Therefore Having Gone

Therefore Having Gone

Friday, April 5, 2024

THE LOSS OF MYSTERY

I found this quote via Tim Ferris:

“I sometimes wonder whether conspiracy theories are an attempt to re-enchant the world in a distorted way. It’s like religion knocking on the door and trying to come back in a strange and distorted form. A sense of mystery beyond our own understanding of the world. If you ever talk to conspiracy theorists, that’s the sense you get from them.”  — Adam Curtis

I confess that I am not familiar with Adam Curtis. I don't know who he is but I think he may be onto something.

Across our culture in recent years I have sensed a growing sense of anxiety, cynicism and a bit of despair. 

And as the negativity rises, there seems to be a corresponding decline in awe and mystery. 

Is one side cause and the other effect? If I had to guess, I think we lost our sense of wonder first, and that precipitated a general malaise. If all the magic of being alive and aware of our surroundings disappears, we're left with nothing but the sadness and tragedies of this world. 

I don't know how the mystery was lost, but the Church must bear some blame. 

We were keepers of the miraculous and the supernatural. 

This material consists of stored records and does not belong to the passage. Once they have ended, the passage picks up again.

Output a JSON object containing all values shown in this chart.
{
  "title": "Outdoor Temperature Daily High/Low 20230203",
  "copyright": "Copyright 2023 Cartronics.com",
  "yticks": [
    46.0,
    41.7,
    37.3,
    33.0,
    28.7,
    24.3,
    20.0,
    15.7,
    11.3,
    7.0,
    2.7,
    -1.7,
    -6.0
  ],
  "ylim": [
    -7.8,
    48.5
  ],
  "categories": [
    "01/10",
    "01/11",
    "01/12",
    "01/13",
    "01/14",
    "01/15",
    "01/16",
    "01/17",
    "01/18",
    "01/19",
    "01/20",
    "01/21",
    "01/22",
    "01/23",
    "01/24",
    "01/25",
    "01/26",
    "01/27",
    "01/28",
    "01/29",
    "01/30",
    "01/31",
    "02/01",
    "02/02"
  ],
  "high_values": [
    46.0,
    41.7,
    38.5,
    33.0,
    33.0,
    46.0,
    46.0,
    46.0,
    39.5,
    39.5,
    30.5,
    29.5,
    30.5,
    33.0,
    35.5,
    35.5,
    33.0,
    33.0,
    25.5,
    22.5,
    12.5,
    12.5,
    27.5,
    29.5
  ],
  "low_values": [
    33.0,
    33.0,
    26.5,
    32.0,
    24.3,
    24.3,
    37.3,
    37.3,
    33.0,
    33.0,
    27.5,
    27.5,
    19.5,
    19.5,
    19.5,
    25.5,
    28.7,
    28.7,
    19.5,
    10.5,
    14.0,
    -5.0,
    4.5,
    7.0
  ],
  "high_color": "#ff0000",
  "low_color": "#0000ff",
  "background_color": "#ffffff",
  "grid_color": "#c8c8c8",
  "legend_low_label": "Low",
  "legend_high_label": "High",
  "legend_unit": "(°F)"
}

And now we mainly just gather together for an hour on Sunday mornings to sit and listen quietly. Is this what it looks like to be filled with the Holy Spirit?

It puts me in mind of a couple of other quotes; these from missionary Jim Elliot:

“We are so utterly ordinary, so commonplace, while we profess to know a Power the Twentieth Century does not reckon with.”

And

"Forgive me for being so ordinary while claiming to know so extraordinary a God.